Meschell how did your appt go? I hope everythings ok and the marker was nothing to worry about!

netty46

what did the doctors tell you so far?

netty46

Meschell what ddi the docotrs finally tell you about the ca-153?

netty46

Good luck I have asked alot of questions here and it seems its hard to people to really help or answer questions directly . 

netty46

Lakearrow   Going thru the same thing now and the some people here have no knowledge of markers or  they just dont answer questions.

netty46

eliza mine were   cea0.5,   ca153 36.1    ca27.29  47.  im on chemo now. chemo has shrunk my breast residual tumor.  i had bone, mri, pet, mri of breast, thorax ct , all with contrast just withing 60 days ago. now they want to stick in 2 machines gain .  more radiation!  one number is 1.1 over    which is the  ca 153.        i have surfed around and have yet to find someone tht has gone thru this testing with such low numbers..

littleangel

Not sure if anyone will read this or not; however was looking up information on CA 28-29 and found this site.  I was diagnosed with breast cancer before my 21st birthday and have been fighting a long time.  Before the diagnosis my doctor did the above blood test and it was normal.  Since that time every one of them has been normal even though I have stage 4 Breast cancer.  I just thought it important to tell all of you so that even if it is normal and you think there is a problem get some other tests done.  None of  my doctors' rely on it for me.  I hope this helps at least one of you out there. 

bluepearl

The only thing tumor markers do is scare the shit out of you.
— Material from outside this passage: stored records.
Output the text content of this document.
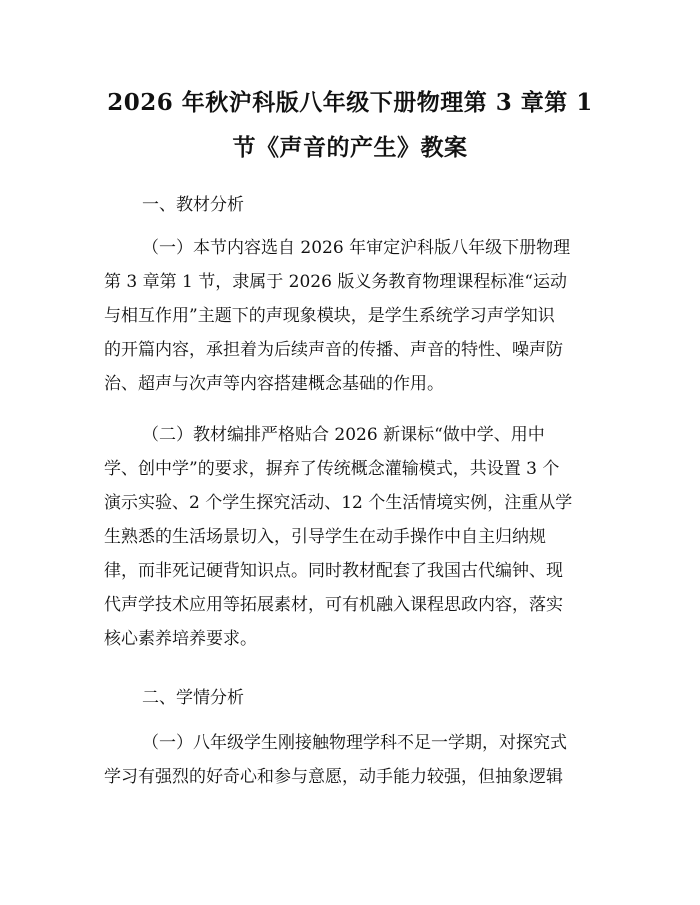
2026 年秋沪科版八年级下册物理第 3 章第 1
节《声音的产生》教案
一、教材分析
（一）本节内容选自 2026 年审定沪科版八年级下册物理
第 3 章第 1 节，隶属于 2026 版义务教育物理课程标准“运动
与相互作用”主题下的声现象模块，是学生系统学习声学知识
的开篇内容，承担着为后续声音的传播、声音的特性、噪声防
治、超声与次声等内容搭建概念基础的作用。
（二）教材编排严格贴合 2026 新课标“做中学、用中
学、创中学”的要求，摒弃了传统概念灌输模式，共设置 3 个
演示实验、2 个学生探究活动、12 个生活情境实例，注重从学
生熟悉的生活场景切入，引导学生在动手操作中自主归纳规
律，而非死记硬背知识点。同时教材配套了我国古代编钟、现
代声学技术应用等拓展素材，可有机融入课程思政内容，落实
核心素养培养要求。
二、学情分析
（一）八年级学生刚接触物理学科不足一学期，对探究式
学习有强烈的好奇心和参与意愿，动手能力较强，但抽象逻辑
John Hopkins doesn't do them anymore.....and neither do I. Littleangel: I

am so sorry you face this at your age. Hard even to be older like me, but you........new stuff is coming up in research all the time and am hoping you get to go into trials as well. I hate cancer but never more so than when it strikes a young person. xoxoxoxoxox

Sloan15

Just wondering if anyone has elevated CEA markers and what is going on with you. The last post in this thread was a long time ago. I know a lot of docs don't do tumor markers, but mine did. They were only slightly elevated at 5.2, but higher than from the last few times where they were 4. (My CA15-3 was down to 20, and that is in the normal range). Now, I changed MO's, and the new guy said he is going to follow them for a while since I had the markers done (but he doesn't normally do TM without symptoms). So, I wasn't going to post anything because I felt guilty that my markers were only slightly elevated and some people's were higher, but you know, I'm still scared. I'm having what feels like skin irritation in my affected armpit, too, and that adds to my stress. I'm going to take the advice of someone on an earlier page, and I don't want to know my numbers anymore. This is such an old thread that I feel like I'm calling out Help into deep space.